Hospitals report infections in a variety of categories to the National Healthcare Safety Network. Those in the Inpatient Quality Reporting Program must report cases of common healthcare-acquired infections, providing detailed information about each incident, such as the date and location a catheter was inserted, the characteristics of the patient, procedure codes, lab and diagnostic tests, and outcomes like secondary infections or death.
Using all this information, TAP's three-stage framework targets infections, then assesses them with the goal of identifying process improvements to help prevent them.
When the CDC rolled out TAP reports two years ago, the system generated reports for CAUTI, CLABSI and C. difficile infections to acute-care hospitals. In addition, reports for CAUTI and CLABSI became available to long-term acute-care facilities. And reports for CAUTI were offered to inpatient rehabilitation facilities.
By 2016, facilities had access to assessment tools, developed throughout 2015 through pilot projects with Quality Innovation Network-Quality Improvement Organizations. In March, C. difficile infection reports became available to long-term acute-care and inpatient rehabilitation facilities.
The CDC plans to expand TAP to cover other infections, such as Methicillin-resistant Staphylococcus aureus.
The TAP system uses infection data that hospitals, under the CMS Inpatient Quality Reporting Program, are required to report quarterly to the National Healthcare Safety Network. The system generates reports that show which hospital units have infection rates for CAUTI, CLABSI and C. difficile infections that exceed expected rates.
"Hospitals dump all of this information into the NHSN," McDonald said. "They can go in any time and generate a new data set, and then they can get in and run all sorts of reports."
The reports calculate the cumulative attributable difference (CAD), or the difference between the observed number of infections and a targeted prevention goal, which is based on a national Standardized Infection Ratio. If the CAD measure is positive, the facility or unit needs to reduce the number of infections to meet the goal. In ranking units by CAD, hospitals can see where prevention efforts are needed most.
TAP is unique in its capacity to allow hospitals to target locations with excess infections, said Ronda Sinkowitz-Cochran, a behavioral scientist in the CDC's Division of Healthcare Quality Promotion. And the CAD measure provides them with concrete goals to drive corrective action.
After pinpointing a unit such as the intensive-care for improvement, the hospital can use TAP's Facility Assessment Tool to help identify possible safety gaps. Hospital quality leaders then can survey staff and gauge whether best-practice policies are in place and are being followed.
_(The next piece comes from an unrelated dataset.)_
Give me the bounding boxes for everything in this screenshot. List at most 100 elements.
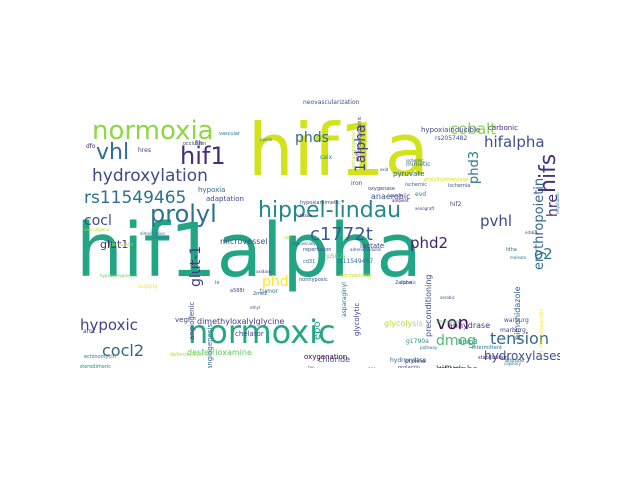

A tool to assess CAUTI, for instance, might ask how frequently ordering providers appropriately document the indications for inserting urinary catheters. From there, the hospital can generate a feedback report to develop a plan to reduce infections. The prevention tool for CAUTI would suggest areas for improvement.
Over for the past 18 months, the Wisconsin Hospital Association has been working with its member hospitals to implement the TAP strategy and break down data into actionable components.
The detailed TAP data make it easier for hospitals to understand the source of infections, said Kelly Court, the association's chief quality officer. The TAP report complements hospitals' ongoing infection-prevention work and their Plan-Do-Study-Act model for process improvement.
"What hospitals tell us is that the ability to take the tool and drill the data down to the nursing unit level really helped engage bedside nurses at that unit level," Court said.